Le Gouvernement du Sénégal a réagi aux nouvelles sanctions annoncées par les États-Unis contre des responsables de la Cour pénale internationale (CPI), dont le Sénégalais Abdoulaye Sèye, membre du Bureau du Procureur de la Cour.
Dans un communiqué, Dakar exprime sa « pleine solidarité » à Abdoulaye Sèye ainsi qu’aux autres responsables et personnels de la CPI visés par ces mesures.
Le Sénégal rappelle son attachement à la CPI, qu’il considère comme un « pilier essentiel de la lutte contre l’impunité » et un instrument majeur de la justice pénale internationale. Le pays souligne également avoir été le premier État à ratifier le Statut de Rome.
Pour le Gouvernement, les mesures susceptibles d’entraver l’indépendance ou l’exercice des fonctions des magistrats et personnels de la CPI peuvent fragiliser le fonctionnement de la justice pénale internationale.

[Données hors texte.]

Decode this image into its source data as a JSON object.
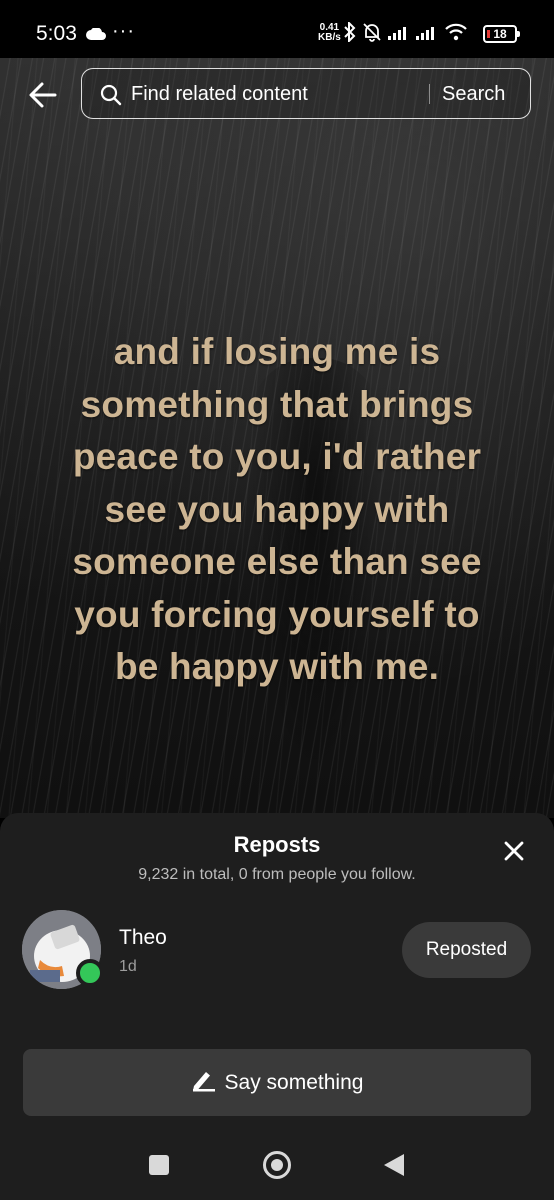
{
  "status_bar": {
    "time": "5:03",
    "dots": "···",
    "net_speed_value": "0.41",
    "net_speed_unit": "KB/s",
    "battery": "18",
    "icons": [
      "cloud-icon",
      "bluetooth-icon",
      "mute-bell-icon",
      "signal-icon",
      "signal-icon",
      "wifi-icon",
      "battery-icon"
    ]
  },
  "search": {
    "placeholder": "Find related content",
    "button_label": "Search"
  },
  "video": {
    "caption": "and if losing me is something that brings peace to you, i'd rather see you happy with someone else than see you forcing yourself to be happy with me.",
    "caption_color": "#cdb593"
  },
  "reposts_sheet": {
    "title": "Reposts",
    "subtitle": "9,232 in total, 0 from people you follow.",
    "items": [
      {
        "name": "Theo",
        "time": "1d",
        "button_label": "Reposted",
        "online": true
      }
    ],
    "say_label": "Say something"
  },
  "colors": {
    "sheet_bg": "#1e1e1e",
    "button_bg": "#3a3a3a",
    "online": "#34c759"
  }
}
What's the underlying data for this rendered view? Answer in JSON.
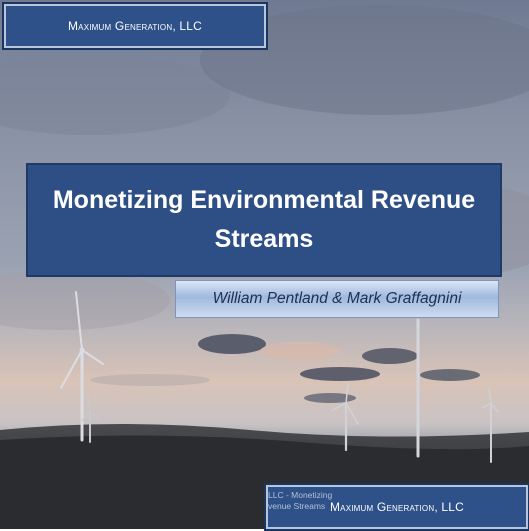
{
  "slide": {
    "header_badge": "Maximum Generation, LLC",
    "title": "Monetizing Environmental Revenue Streams",
    "subtitle": "William Pentland & Mark Graffagnini",
    "footer_text_line1": "LLC - Monetizing",
    "footer_text_line2": "venue Streams",
    "footer_badge": "Maximum Generation, LLC"
  },
  "colors": {
    "badge_fill": "#2d5188",
    "title_fill": "#2e4f86",
    "subtitle_fill": "#b7cbe8",
    "sky_top": "#6d7890",
    "sky_horizon": "#d8c2b6",
    "ground": "#2a2c30"
  },
  "icons": [
    "wind-turbine"
  ]
}
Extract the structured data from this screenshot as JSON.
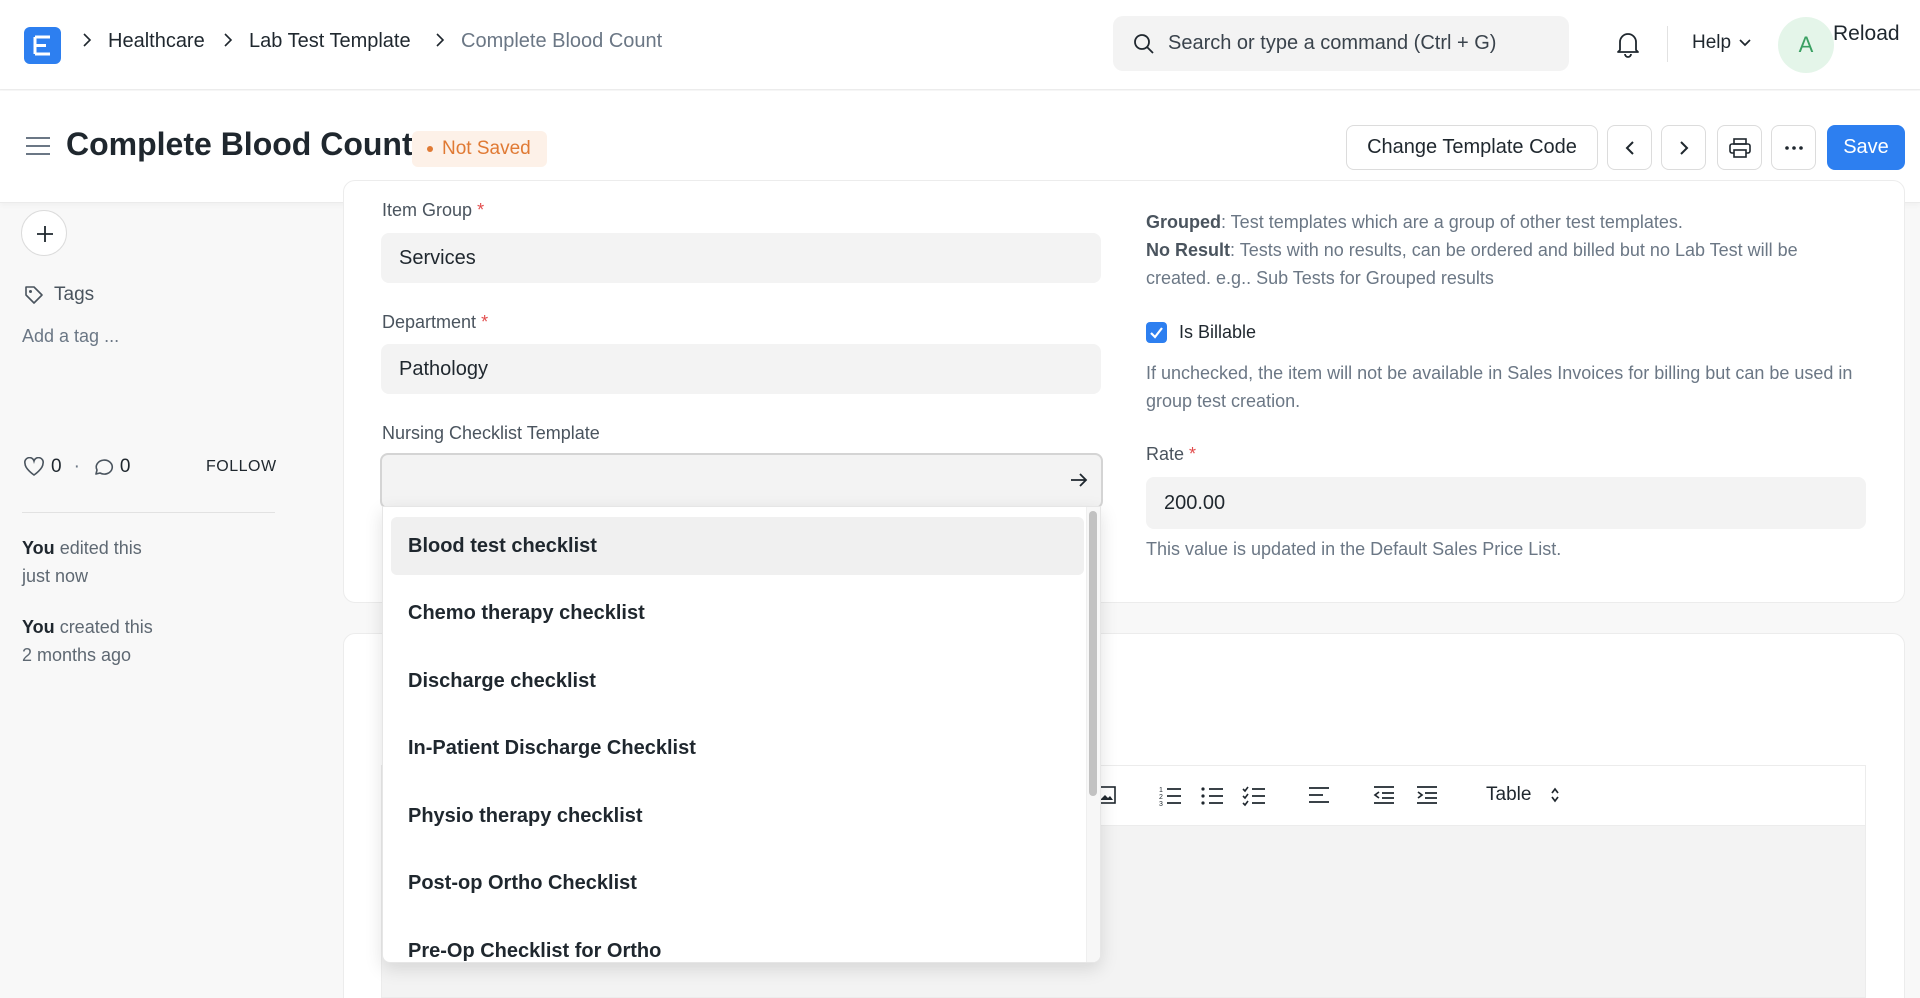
{
  "breadcrumbs": [
    "Healthcare",
    "Lab Test Template",
    "Complete Blood Count"
  ],
  "search": {
    "placeholder": "Search or type a command (Ctrl + G)"
  },
  "navbar": {
    "help_label": "Help",
    "avatar_initial": "A",
    "reload_label": "Reload"
  },
  "page": {
    "title": "Complete Blood Count",
    "status_badge": "Not Saved",
    "actions": {
      "change_template_code": "Change Template Code",
      "save": "Save"
    }
  },
  "sidebar": {
    "tags_label": "Tags",
    "add_tag": "Add a tag ...",
    "likes_count": "0",
    "comments_count": "0",
    "follow_label": "FOLLOW",
    "activity": [
      {
        "actor": "You",
        "action": "edited this",
        "time": "just now"
      },
      {
        "actor": "You",
        "action": "created this",
        "time": "2 months ago"
      }
    ]
  },
  "form": {
    "item_group": {
      "label": "Item Group",
      "value": "Services"
    },
    "department": {
      "label": "Department",
      "value": "Pathology"
    },
    "nursing_checklist": {
      "label": "Nursing Checklist Template",
      "value": ""
    },
    "type_help": {
      "grouped_term": "Grouped",
      "grouped_desc": ": Test templates which are a group of other test templates.",
      "no_result_term": "No Result",
      "no_result_desc": ": Tests with no results, can be ordered and billed but no Lab Test will be created. e.g.. Sub Tests for Grouped results"
    },
    "is_billable": {
      "label": "Is Billable",
      "checked": true,
      "help": "If unchecked, the item will not be available in Sales Invoices for billing but can be used in group test creation."
    },
    "rate": {
      "label": "Rate",
      "value": "200.00",
      "help": "This value is updated in the Default Sales Price List."
    }
  },
  "dropdown_options": [
    "Blood test checklist",
    "Chemo therapy checklist",
    "Discharge checklist",
    "In-Patient Discharge Checklist",
    "Physio therapy checklist",
    "Post-op Ortho Checklist",
    "Pre-Op Checklist for Ortho"
  ],
  "editor": {
    "table_label": "Table"
  },
  "colors": {
    "primary": "#2d7ff0",
    "warning": "#e07a34",
    "required": "#e24c4c"
  }
}
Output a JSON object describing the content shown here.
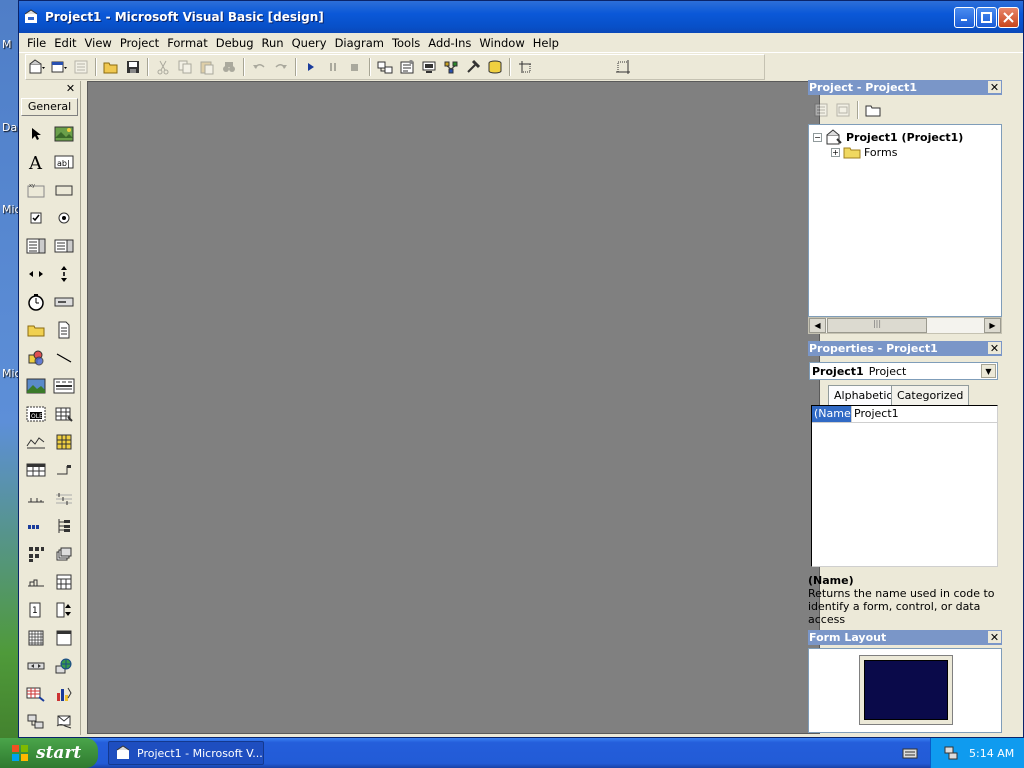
{
  "desktop": {
    "labels": [
      "M",
      "Da",
      "Mic",
      "Mic"
    ]
  },
  "window": {
    "title": "Project1 - Microsoft Visual Basic [design]"
  },
  "menu": [
    "File",
    "Edit",
    "View",
    "Project",
    "Format",
    "Debug",
    "Run",
    "Query",
    "Diagram",
    "Tools",
    "Add-Ins",
    "Window",
    "Help"
  ],
  "toolbox": {
    "tab_label": "General"
  },
  "project_pane": {
    "title": "Project - Project1",
    "tree": {
      "root": "Project1 (Project1)",
      "child": "Forms"
    }
  },
  "properties_pane": {
    "title": "Properties - Project1",
    "object_name": "Project1",
    "object_type": "Project",
    "tabs": [
      "Alphabetic",
      "Categorized"
    ],
    "rows": [
      {
        "name": "(Name)",
        "value": "Project1"
      }
    ],
    "desc_name": "(Name)",
    "desc_text": "Returns the name used in code to identify a form, control, or data access"
  },
  "form_layout": {
    "title": "Form Layout"
  },
  "taskbar": {
    "start_label": "start",
    "task_label": "Project1 - Microsoft V...",
    "clock": "5:14 AM"
  },
  "colors": {
    "titlebar": "#0a58d8",
    "mdi": "#808080",
    "pane_title": "#7a96c8",
    "selection": "#316ac5"
  }
}
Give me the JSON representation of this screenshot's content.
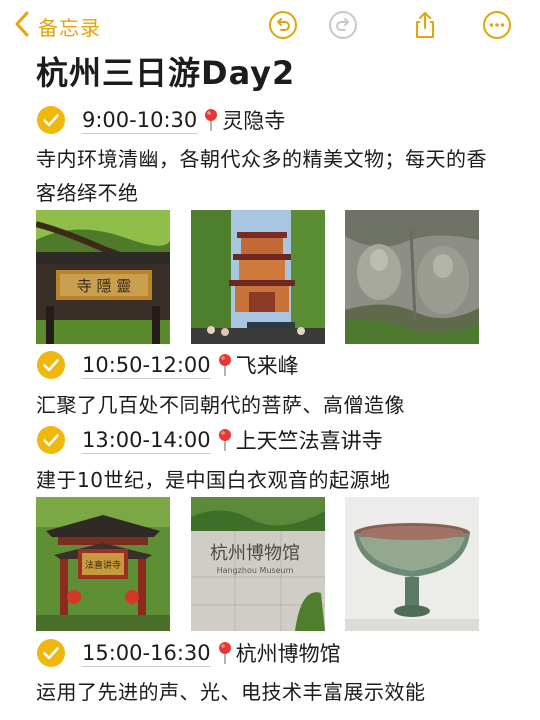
{
  "nav": {
    "back_label": "备忘录"
  },
  "toolbar": {
    "undo_icon": "undo-circle-icon",
    "redo_icon": "redo-circle-icon",
    "share_icon": "share-icon",
    "more_icon": "more-circle-icon"
  },
  "colors": {
    "accent": "#e2a50b",
    "check": "#f0b80c",
    "pin": "#e53935"
  },
  "note": {
    "title": "杭州三日游Day2",
    "items": [
      {
        "time": "9:00-10:30",
        "place": "灵隐寺",
        "desc": "寺内环境清幽，各朝代众多的精美文物；每天的香客络绎不绝",
        "photos": [
          "lingyin-temple-gate-plaque",
          "lingyin-temple-pagoda-hall",
          "feilaifeng-stone-carvings"
        ]
      },
      {
        "time": "10:50-12:00",
        "place": "飞来峰",
        "desc": "汇聚了几百处不同朝代的菩萨、高僧造像",
        "photos": []
      },
      {
        "time": "13:00-14:00",
        "place": "上天竺法喜讲寺",
        "desc": "建于10世纪，是中国白衣观音的起源地",
        "photos": [
          "faxi-temple-gate",
          "hangzhou-museum-sign",
          "celadon-stem-cup"
        ]
      },
      {
        "time": "15:00-16:30",
        "place": "杭州博物馆",
        "desc": "运用了先进的声、光、电技术丰富展示效能",
        "photos": []
      }
    ]
  }
}
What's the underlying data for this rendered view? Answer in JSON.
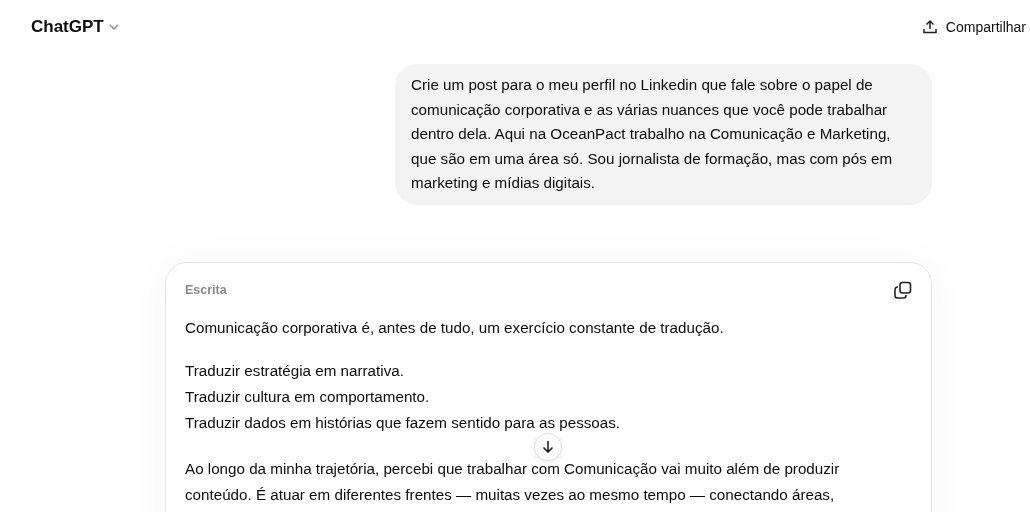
{
  "header": {
    "model": "ChatGPT",
    "share": "Compartilhar"
  },
  "user_message": "Crie um post para o meu perfil no Linkedin que fale sobre o papel de comunicação corporativa e as várias nuances que você pode trabalhar dentro dela. Aqui na OceanPact trabalho na Comunicação e Marketing, que são em uma área só. Sou jornalista de formação, mas com pós em marketing e mídias digitais.",
  "canvas": {
    "label": "Escrita",
    "paragraphs": [
      {
        "lines": [
          "Comunicação corporativa é, antes de tudo, um exercício constante de tradução."
        ]
      },
      {
        "lines": [
          "Traduzir estratégia em narrativa.",
          "Traduzir cultura em comportamento.",
          "Traduzir dados em histórias que fazem sentido para as pessoas."
        ]
      },
      {
        "lines": [
          "Ao longo da minha trajetória, percebi que trabalhar com Comunicação vai muito além de produzir",
          "conteúdo. É atuar em diferentes frentes — muitas vezes ao mesmo tempo — conectando áreas,"
        ]
      }
    ]
  }
}
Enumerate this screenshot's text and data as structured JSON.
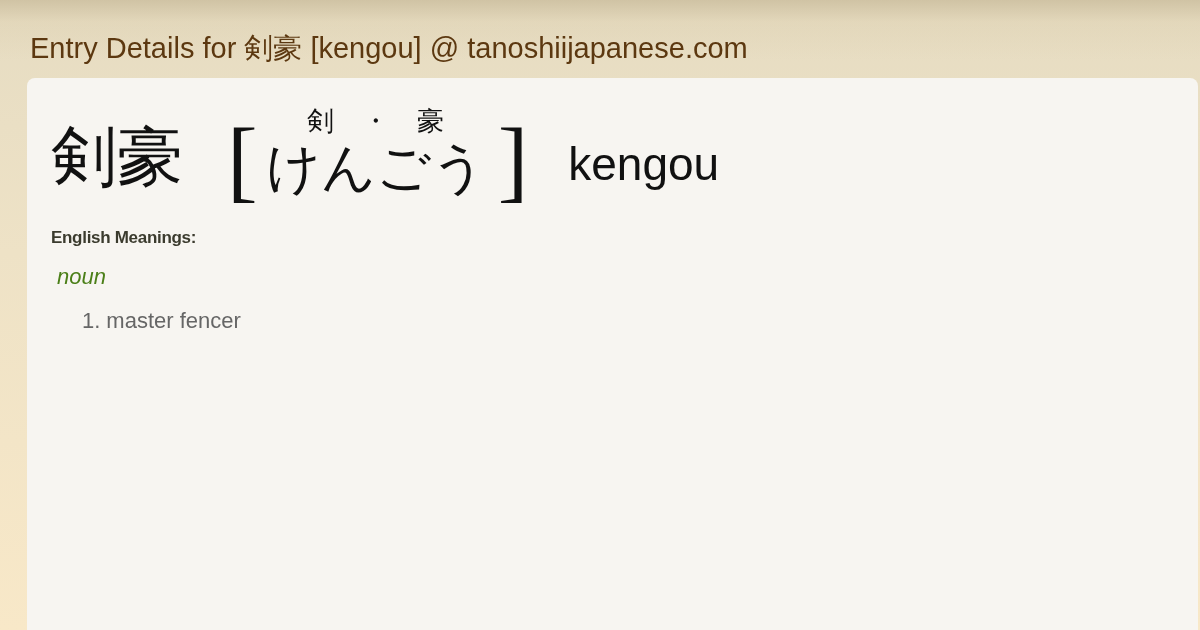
{
  "page": {
    "title": "Entry Details for 剣豪 [kengou] @ tanoshiijapanese.com"
  },
  "entry": {
    "headword": "剣豪",
    "brackets": [
      "[",
      "]"
    ],
    "kanji_guide": [
      "剣",
      "・",
      "豪"
    ],
    "reading": "けんごう",
    "romaji": "kengou"
  },
  "meanings": {
    "heading": "English Meanings:",
    "groups": [
      {
        "part_of_speech": "noun",
        "senses": [
          {
            "number": "1.",
            "text": "master fencer"
          }
        ]
      }
    ]
  }
}
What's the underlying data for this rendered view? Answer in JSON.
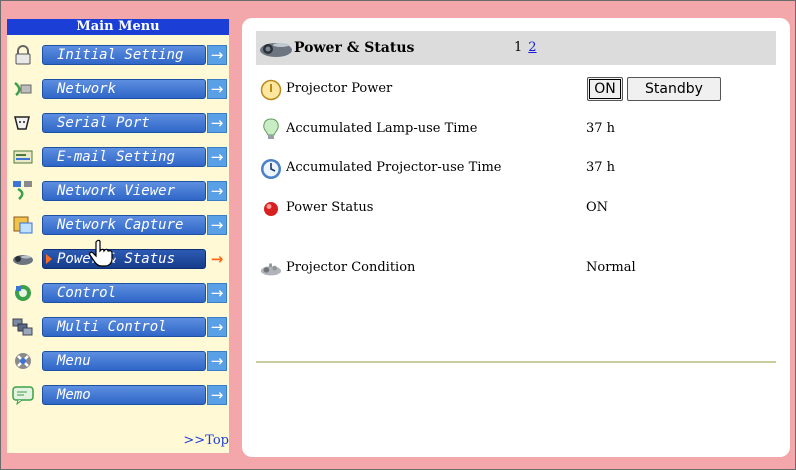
{
  "sidebar": {
    "title": "Main Menu",
    "items": [
      {
        "label": "Initial Setting",
        "icon": "lock-icon",
        "arrow": "→"
      },
      {
        "label": "Network",
        "icon": "network-icon",
        "arrow": "→"
      },
      {
        "label": "Serial Port",
        "icon": "serial-port-icon",
        "arrow": "→"
      },
      {
        "label": "E-mail Setting",
        "icon": "email-icon",
        "arrow": "→"
      },
      {
        "label": "Network Viewer",
        "icon": "network-viewer-icon",
        "arrow": "→"
      },
      {
        "label": "Network Capture",
        "icon": "network-capture-icon",
        "arrow": "→"
      },
      {
        "label": "Power & Status",
        "icon": "projector-icon",
        "arrow": "→",
        "active": true
      },
      {
        "label": "Control",
        "icon": "control-icon",
        "arrow": "→"
      },
      {
        "label": "Multi Control",
        "icon": "multi-control-icon",
        "arrow": "→"
      },
      {
        "label": "Menu",
        "icon": "menu-icon",
        "arrow": "→"
      },
      {
        "label": "Memo",
        "icon": "memo-icon",
        "arrow": "→"
      }
    ],
    "top_link": ">>Top"
  },
  "main": {
    "header": {
      "title": "Power & Status",
      "icon": "projector-icon",
      "page_current": "1",
      "page_link": "2"
    },
    "rows": {
      "power": {
        "label": "Projector Power",
        "icon": "power-icon",
        "on_label": "ON",
        "standby_label": "Standby"
      },
      "lamp": {
        "label": "Accumulated Lamp-use Time",
        "icon": "lamp-icon",
        "value": "37 h"
      },
      "projector_time": {
        "label": "Accumulated Projector-use Time",
        "icon": "clock-icon",
        "value": "37 h"
      },
      "status": {
        "label": "Power Status",
        "icon": "status-light-icon",
        "value": "ON"
      },
      "condition": {
        "label": "Projector Condition",
        "icon": "condition-icon",
        "value": "Normal"
      }
    }
  },
  "colors": {
    "background": "#f4a7aa",
    "sidebar_bg": "#fff9d6",
    "menu_title_bg": "#1b3fd6",
    "menu_button": "#3a74d4",
    "active_arrow": "#ff6a1a",
    "header_bar": "#dcdcdc"
  }
}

Dakar réaffirme ainsi son attachement au multilatéralisme, au droit international et à l’indépendance de la justice internationale, tout en appelant au dialogue, au respect mutuel et à la coopération internationale.
Le Sénégal annonce enfin qu’il poursuivra ses concertations avec ses partenaires africains et internationaux afin de préserver l’intégrité et l’indépendance de la CPI.
Pourquoi Abdoulaye Sèye est-il sanctionné ?
Les États-Unis reprochent à Abdoulaye Sèye son implication, au sein du Bureau du Procureur de la CPI, dans les procédures concernant Israël et la Palestine, notamment celles ayant conduit aux demandes de mandats d’arrêt contre des responsables israéliens.
Les sanctions américaines entraînent notamment le gel d’éventuels avoirs aux États-Unis et l’interdiction pour les personnes et entreprises américaines de réaliser des transactions avec lui. Washington estime que la CPI a outrepassé sa compétence, tandis que la Cour défend son indépendance et sa compétence sur les crimes relevant de son mandat.